The $1.1 million, five-year grant has several components that must be completed to reach that endpoint, says Kelsey Dillehay McKillip, PhD, director of the Cancer Center’s Biospecimen Shared Resource. The first step is identifying the optimal specimen collection, processing and storage conditions. “We’re assessing a variety of preanalytical variables to determine the best way to handle these cells to ensure that when we take them out of the freezer, they’re going to recapitulate the function of the cells at the time they were collected from the patient,” Dillehay McKillip says. 

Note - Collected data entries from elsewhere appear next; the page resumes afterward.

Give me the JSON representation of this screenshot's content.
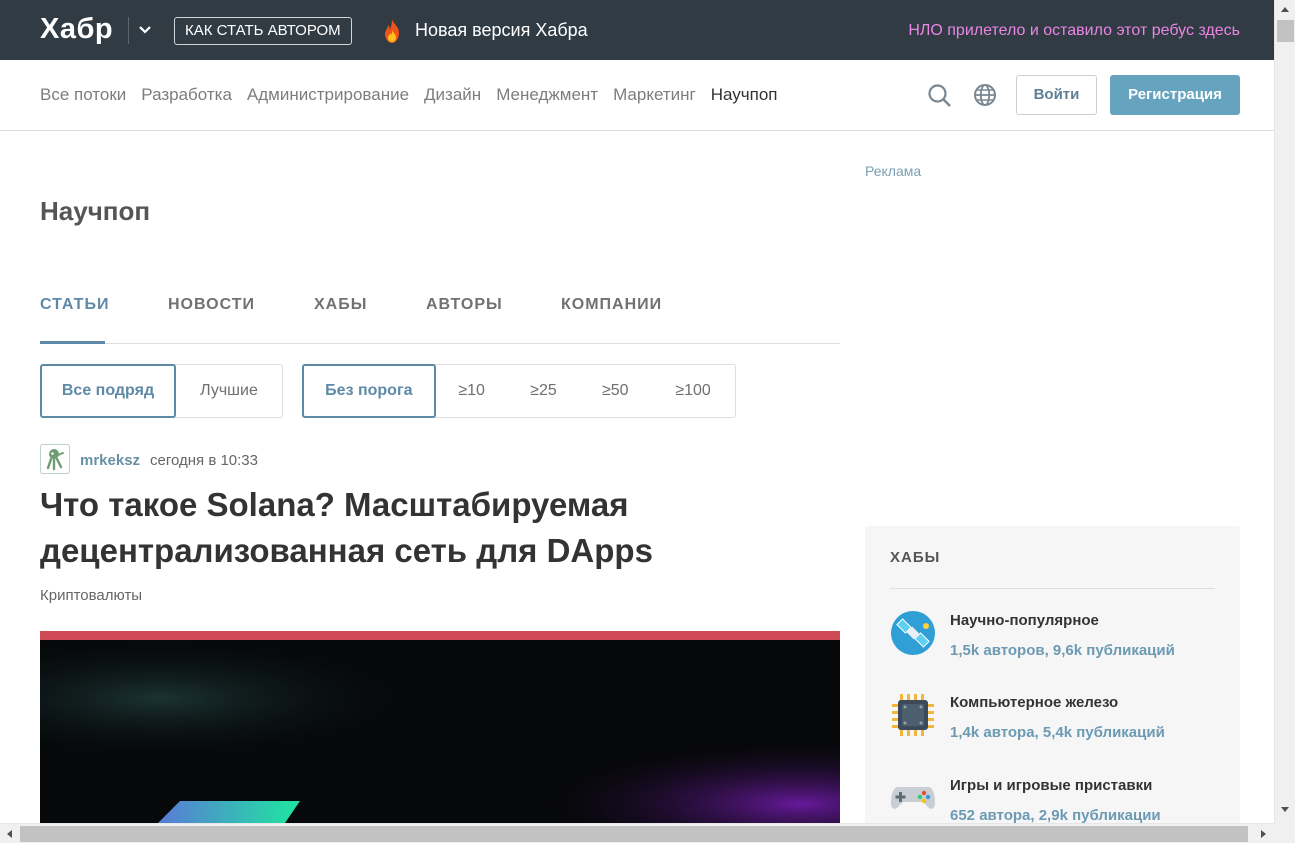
{
  "topbar": {
    "logo": "Хабр",
    "author_btn": "КАК СТАТЬ АВТОРОМ",
    "new_version": "Новая версия Хабра",
    "ufo_link": "НЛО прилетело и оставило этот ребус здесь"
  },
  "nav": {
    "items": [
      "Все потоки",
      "Разработка",
      "Администрирование",
      "Дизайн",
      "Менеджмент",
      "Маркетинг",
      "Научпоп"
    ],
    "active": "Научпоп",
    "login": "Войти",
    "register": "Регистрация"
  },
  "page": {
    "title": "Научпоп",
    "tabs": [
      "СТАТЬИ",
      "НОВОСТИ",
      "ХАБЫ",
      "АВТОРЫ",
      "КОМПАНИИ"
    ],
    "active_tab": "СТАТЬИ",
    "filters_sort": [
      "Все подряд",
      "Лучшие"
    ],
    "filters_threshold": [
      "Без порога",
      "≥10",
      "≥25",
      "≥50",
      "≥100"
    ]
  },
  "post": {
    "author": "mrkeksz",
    "time": "сегодня в 10:33",
    "title": "Что такое Solana? Масштабируемая децентрализованная сеть для DApps",
    "hub": "Криптовалюты"
  },
  "sidebar": {
    "ad_label": "Реклама",
    "hubs_title": "ХАБЫ",
    "hubs": [
      {
        "name": "Научно-популярное",
        "stats": "1,5k авторов, 9,6k публикаций",
        "icon": "satellite-icon"
      },
      {
        "name": "Компьютерное железо",
        "stats": "1,4k автора, 5,4k публикаций",
        "icon": "chip-icon"
      },
      {
        "name": "Игры и игровые приставки",
        "stats": "652 автора, 2,9k публикации",
        "icon": "gamepad-icon"
      }
    ]
  },
  "colors": {
    "topbar_bg": "#303b44",
    "accent": "#5e8aa7",
    "register_bg": "#65a3be",
    "ufo_link": "#e986e4"
  }
}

The overall focus is to investigate a promising liquid biopsy approach that can be widely utilized based on immune profiling of PBMCs. Evidence suggests that such a liquid immune profile-based signature (LIPS) may, for example, predict both overall and progression-free survival in patients with metastatic cancer on immune checkpoint inhibitors (ICIs). However, use of LIPS is limited in widespread use due to the necessity of immediate processing and analysis, and the lack of availability of centers with sophisticated multicolor flow cytometers and/or expertise in analysis, Dillehay McKillip says. She adds that current PBMC processing limitations for biomarker analysis remain, and this proposal aims to directly confront these primary challenges. 

The team is currently in the first stages of the project, studying how various seemingly minute factors affect function, including various types of anticoagulants, collection tubes, collection to processing times, even the volume in which specimens are stored. “We’re trying to minimize the potential for preanalytical bias so that the goal of a reproducible ‘liquid biopsy’ that can be used to guide treatment and predict outcomes can be achieved,” Dillehay McKillip says.